The numbers bear me out - science literacy in adults has tripled since I went to college but even that was framed in a "it's not enough" context by some science writers and while there are 65 million people just in the US who are interested in science, the perception by scientists is that people don't care.
Prof. Chad Orzel at Scienceblogs reaffirms this point again. His outlook, and that of his peers on Scienceblogs, is fairly cynical about the knowledge of the public. But, refreshingly, he does not engage in the deficit thinking common to most when they talk about the public. He instead blames the culture of science itself.
Our entire academic system is set up to reward everything but talking to a broad public. At major research universities, teaching is something to be actively avoided as much as possible, particularly at the undergrad level.He has a point. Science 2.0 was founded due to widespread distrust of journalists by the public and distrust by scientists of journalists. Yet most scientists do not want to replace journalists, in that "I would rather light a candle than curse your darkness" sense. They are completely happy to complain about the darkness.
If you get a job somewhere other than a research university or a national lab, people within the field will cock their heads sideways when you tell them, like a dog hearing an odd noise. Actively seeking to be at a smaller school that gives greater weight to teaching is often regarded like some sort of character flaw, and forget about outreach to the general public. Too much involvement in education and outreach activities is often looked at as a sign that you can't handle "real" science.
Scientists are happy that the NSF funds STEM outreach, for example, but most don't want to do it. Try living in northern California and getting someone - anyone - to do one of those Science Cafe type events. It's not a knock on scientists - when I started Science 2.0, I had no media experience, no science pedigree, not even a mockup of what this site could look like, just a fuzzy concept that took a long time to explain, but I called up world-famous scientists and asked them to write for free and, by golly, they did it. I can't say enough about the generous, gracious nature of a large number of scientists and writers. Orzel has been writing for half a decade so clearly he is also an outreach guy.

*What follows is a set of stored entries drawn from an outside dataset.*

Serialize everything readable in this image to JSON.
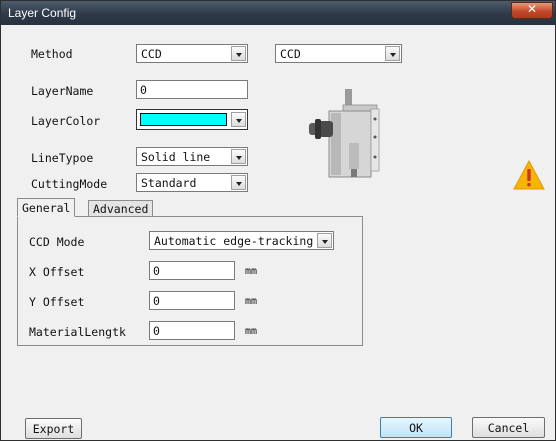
{
  "window": {
    "title": "Layer Config"
  },
  "method": {
    "label": "Method",
    "value1": "CCD",
    "value2": "CCD"
  },
  "layer_name": {
    "label": "LayerName",
    "value": "0"
  },
  "layer_color": {
    "label": "LayerColor",
    "color": "#00ffff"
  },
  "line_type": {
    "label": "LineTypoe",
    "value": "Solid line"
  },
  "cutting_mode": {
    "label": "CuttingMode",
    "value": "Standard"
  },
  "tabs": [
    {
      "label": "General"
    },
    {
      "label": "Advanced"
    }
  ],
  "general": {
    "ccd_mode": {
      "label": "CCD Mode",
      "value": "Automatic edge-tracking"
    },
    "x_offset": {
      "label": "X Offset",
      "value": "0",
      "unit": "mm"
    },
    "y_offset": {
      "label": "Y Offset",
      "value": "0",
      "unit": "mm"
    },
    "material_length": {
      "label": "MaterialLengtk",
      "value": "0",
      "unit": "mm"
    }
  },
  "buttons": {
    "export": "Export",
    "ok": "OK",
    "cancel": "Cancel"
  },
  "icons": {
    "close": "close-icon",
    "warning": "warning-icon",
    "tool": "cutting-tool-image"
  }
}
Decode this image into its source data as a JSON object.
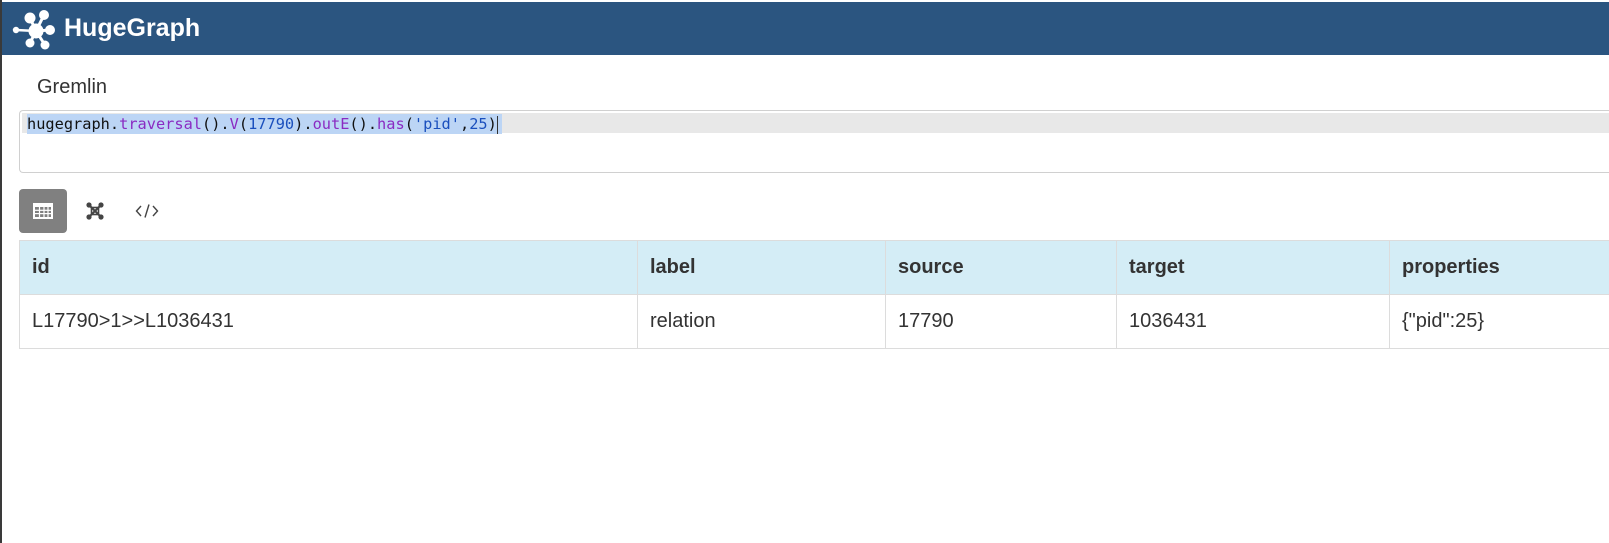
{
  "app": {
    "brand": "HugeGraph",
    "logo_icon": "hugegraph-logo-icon",
    "colors": {
      "header_bg": "#2b5580",
      "table_header_bg": "#d4edf6",
      "active_tab_bg": "#808080"
    }
  },
  "query": {
    "section_label": "Gremlin",
    "tokens": {
      "t1": "hugegraph",
      "t2": ".",
      "t3": "traversal",
      "t4": "().",
      "t5": "V",
      "t6": "(",
      "t7": "17790",
      "t8": ").",
      "t9": "outE",
      "t10": "().",
      "t11": "has",
      "t12": "(",
      "t13": "'pid'",
      "t14": ",",
      "t15": "25",
      "t16": ")"
    }
  },
  "view_tabs": [
    {
      "name": "table",
      "icon": "table-icon",
      "active": true
    },
    {
      "name": "graph",
      "icon": "graph-icon",
      "active": false
    },
    {
      "name": "json",
      "icon": "code-icon",
      "active": false
    }
  ],
  "results": {
    "columns": [
      "id",
      "label",
      "source",
      "target",
      "properties"
    ],
    "rows": [
      [
        "L17790>1>>L1036431",
        "relation",
        "17790",
        "1036431",
        "{\"pid\":25}"
      ]
    ]
  }
}
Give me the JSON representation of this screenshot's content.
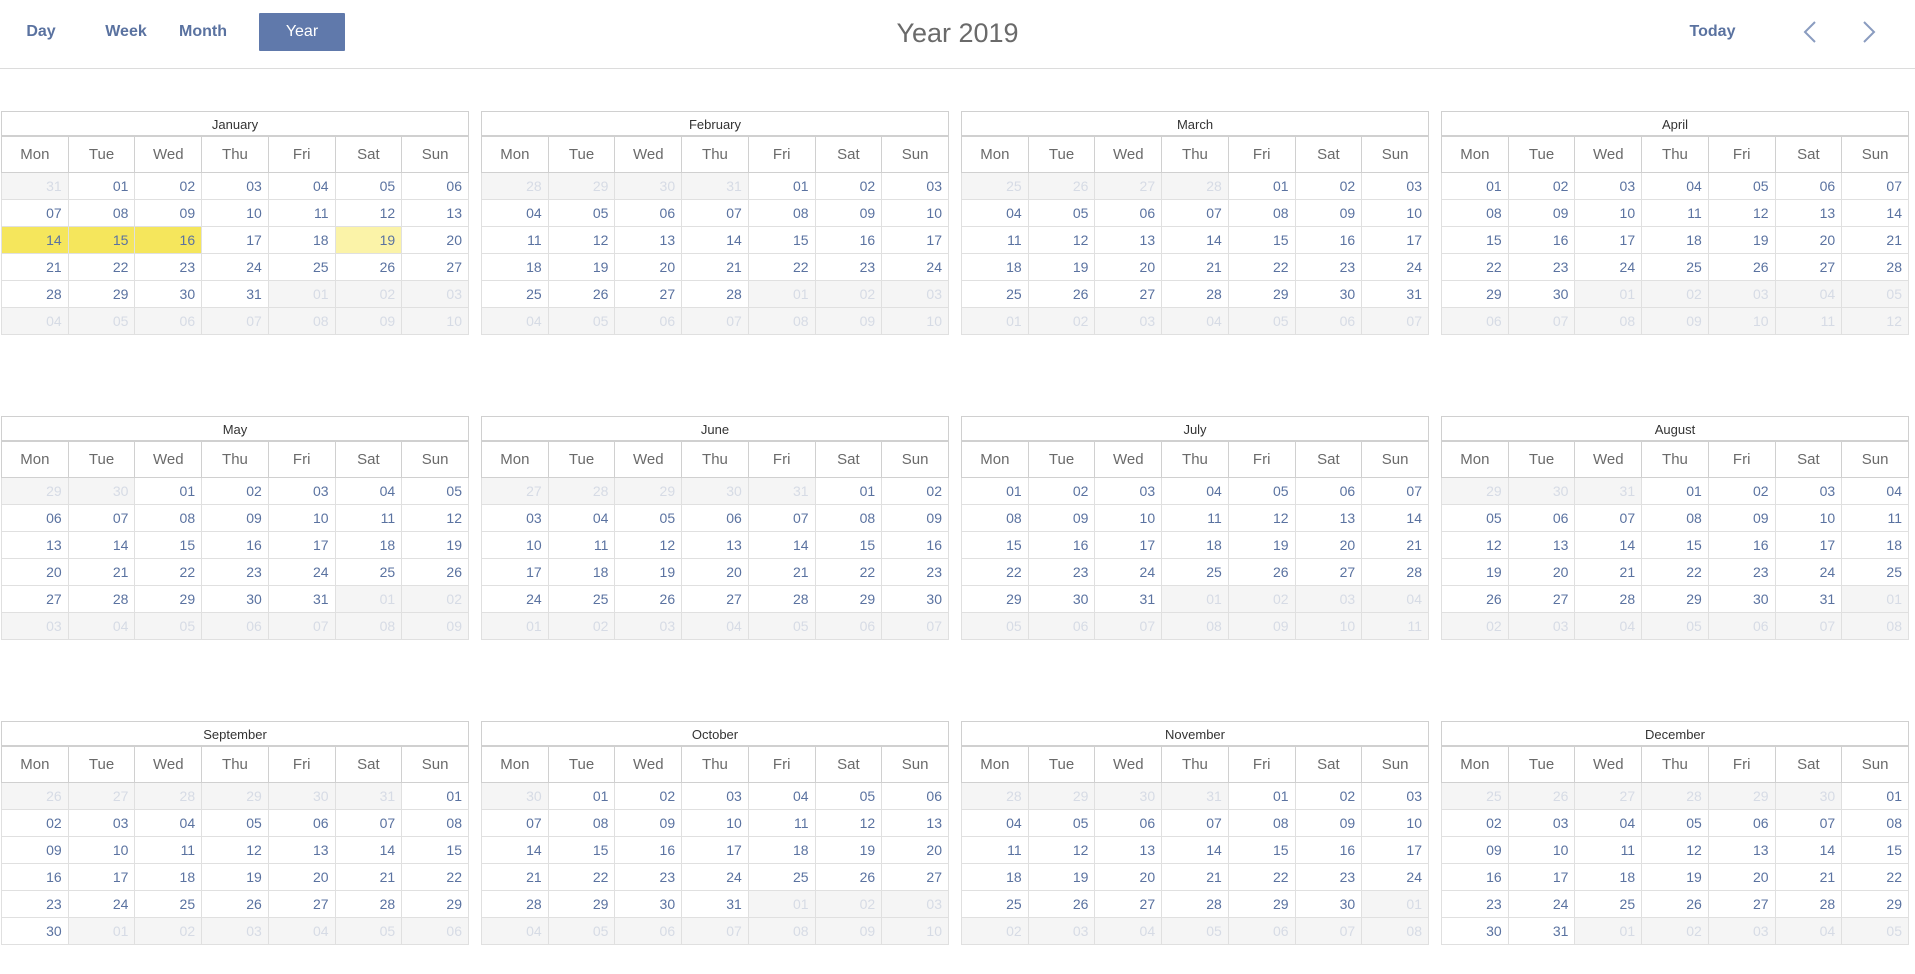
{
  "toolbar": {
    "views": [
      {
        "label": "Day",
        "active": false
      },
      {
        "label": "Week",
        "active": false
      },
      {
        "label": "Month",
        "active": false
      },
      {
        "label": "Year",
        "active": true
      }
    ],
    "title": "Year 2019",
    "today_label": "Today",
    "prev_icon": "chevron-left-icon",
    "next_icon": "chevron-right-icon"
  },
  "year": 2019,
  "weekdays": [
    "Mon",
    "Tue",
    "Wed",
    "Thu",
    "Fri",
    "Sat",
    "Sun"
  ],
  "months": [
    "January",
    "February",
    "March",
    "April",
    "May",
    "June",
    "July",
    "August",
    "September",
    "October",
    "November",
    "December"
  ],
  "highlights": {
    "selected_range": [
      "2019-01-14",
      "2019-01-15",
      "2019-01-16"
    ],
    "today": "2019-01-19"
  },
  "colors": {
    "accent": "#6079ab",
    "link_text": "#5a72a0",
    "selected_fill": "#f5e65c",
    "today_fill": "#fbf3a8",
    "other_month_fill": "#f5f5f5",
    "other_month_text": "#d6dbe5"
  }
}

But most scientists did not sign up for a science career to be advocates, they signed up to do creative work and transformative research. I get that. And many of the people who do science outreach are not doing it because they love science but rather because they hate something else - the plethora of science bloggers devoted to bashing religion and Republicans is testament to that. Orzel also advocates a more positive approach:
And support science education across the board, not just on the fun culture-war topics. It's not enough to make sure that the biology books have correct information about evolution, you also need to make sure that biology teachers have the resources they need to do their jobs.Hot button topics are easy; they generate pageviews and comments and 'fame'. But in the case of religion, they turn off 95% of the large audience and even 60% of scientists, and bashing Republicans is a loss of 50% of the people we need to be on the side of science when it comes to constructive policy decisions.
I'm not contending we need to make great researchers become great communicators or great teachers - like STEM efforts to convince smart people not to be doctors and instead be physicists it is cannibalism to distract from a strength.
But perhaps if researchers (and bloggers) could be a little more diverse, culturally and politically, there would be a lot more tolerance - including for careers that now get quiet derision, like corporate science and teaching.